All energy suppliers in the UK have pledged to end the installation of prepayment meters in the homes of vulnerable customers, after damaging reports on how they were forcibly installed against people’s wishes, the government has said.
The Guardian reported last month that leading energy suppliers including Scottish Power, Ova and E.ON had stopped reclaiming debts from some prepayment meter customers. The Department for Business, Energy and Industrial Strategy, which is being carved into three new departments, said that all energy firms had agreed to stop the practice.
As energy prices have soared, many people are struggling to pay their bills and have fallen into debt.
The department said it had asked all suppliers to set out how they were supporting their customers, how many warrants to forcefully enter people’s homes they had applied for and how they would make up for any wrongdoing.
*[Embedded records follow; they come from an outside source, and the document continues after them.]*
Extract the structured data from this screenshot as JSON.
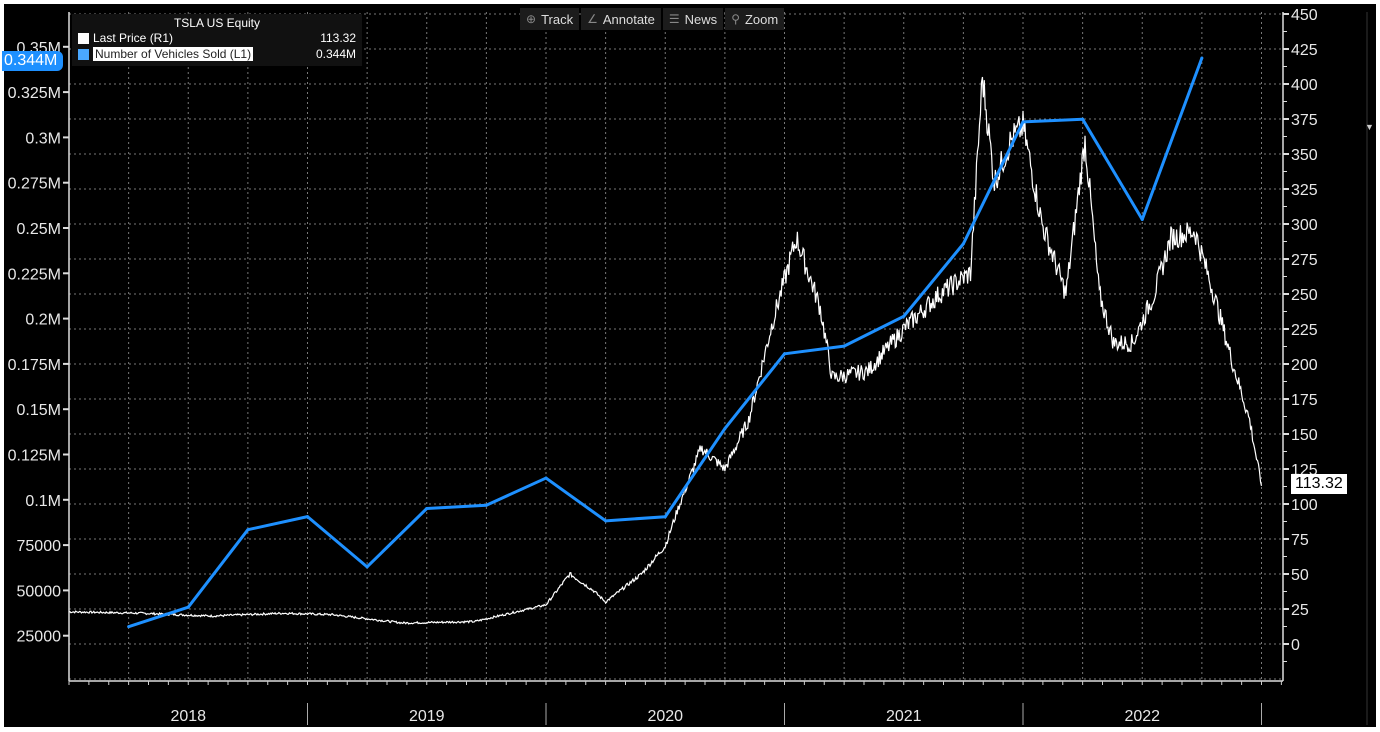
{
  "toolbar": {
    "items": [
      {
        "label": "Track",
        "icon": "crosshair-icon"
      },
      {
        "label": "Annotate",
        "icon": "pencil-icon"
      },
      {
        "label": "News",
        "icon": "news-icon"
      },
      {
        "label": "Zoom",
        "icon": "magnifier-icon"
      }
    ]
  },
  "colors": {
    "price": "#ffffff",
    "vehicles": "#1e90ff",
    "background": "#000000"
  },
  "chart_data": {
    "type": "line",
    "title": "TSLA US Equity",
    "legend": [
      {
        "label": "Last Price  (R1)",
        "value": "113.32"
      },
      {
        "label": "Number of Vehicles Sold  (L1)",
        "value": "0.344M"
      }
    ],
    "legend_position": "top-left",
    "left_tag": "0.344M",
    "right_tag": "113.32",
    "x_ticks": [
      "2018",
      "2019",
      "2020",
      "2021",
      "2022"
    ],
    "xlim": [
      2018,
      2023.1
    ],
    "left_axis": {
      "ylim": [
        0,
        350000
      ],
      "ticks": [
        "0.35M",
        "0.325M",
        "0.3M",
        "0.275M",
        "0.25M",
        "0.225M",
        "0.2M",
        "0.175M",
        "0.15M",
        "0.125M",
        "0.1M",
        "75000",
        "50000",
        "25000"
      ]
    },
    "right_axis": {
      "ylim": [
        -25,
        450
      ],
      "ticks": [
        "450",
        "425",
        "400",
        "375",
        "350",
        "325",
        "300",
        "275",
        "250",
        "225",
        "200",
        "175",
        "150",
        "125",
        "100",
        "75",
        "50",
        "25",
        "0"
      ]
    },
    "grid": true,
    "series": [
      {
        "name": "Number of Vehicles Sold",
        "axis": "left",
        "x": [
          2018.25,
          2018.5,
          2018.75,
          2019.0,
          2019.25,
          2019.5,
          2019.75,
          2020.0,
          2020.25,
          2020.5,
          2020.75,
          2021.0,
          2021.25,
          2021.5,
          2021.75,
          2022.0,
          2022.25,
          2022.5,
          2022.75
        ],
        "values": [
          29980,
          40740,
          83500,
          90700,
          63000,
          95200,
          97000,
          112000,
          88400,
          90650,
          139300,
          180570,
          184800,
          201250,
          241300,
          308600,
          310048,
          254695,
          343830
        ]
      },
      {
        "name": "Last Price",
        "axis": "right",
        "x": [
          2018.0,
          2018.3,
          2018.6,
          2018.9,
          2019.1,
          2019.4,
          2019.7,
          2019.85,
          2020.0,
          2020.1,
          2020.2,
          2020.25,
          2020.4,
          2020.5,
          2020.55,
          2020.65,
          2020.75,
          2020.85,
          2020.95,
          2021.05,
          2021.15,
          2021.2,
          2021.35,
          2021.5,
          2021.65,
          2021.78,
          2021.83,
          2021.88,
          2021.95,
          2022.0,
          2022.08,
          2022.18,
          2022.26,
          2022.32,
          2022.38,
          2022.46,
          2022.55,
          2022.62,
          2022.72,
          2022.8,
          2022.88,
          2022.95,
          2023.0
        ],
        "values": [
          23,
          22,
          20,
          22,
          21,
          15,
          16,
          22,
          28,
          50,
          38,
          30,
          50,
          70,
          95,
          140,
          125,
          160,
          230,
          290,
          240,
          190,
          195,
          225,
          250,
          265,
          405,
          330,
          360,
          370,
          300,
          250,
          360,
          250,
          215,
          215,
          250,
          290,
          295,
          250,
          200,
          160,
          113
        ]
      }
    ]
  }
}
The energy security secretary, Grant Shapps, found most suppliers were falling short on correcting their ways and said halting forced installation was “only the beginning” of fixing the “abhorrent” practice of forcibly fitting prepayment meters into vulnerable customers’ homes.
He said: “People will have understandably been shocked and appalled at how vulnerable people’s homes have been invaded and prepayment meters installed against their wishes – and suppliers are only at the beginning of correcting this abhorrent behaviour.
“Since those reports were published, I have demanded answers from suppliers, and Ofgem: all suppliers are now halting forced installations, magistrates are no longer signing off warrant applications and Ofgem are upping their game when it comes to their reviews.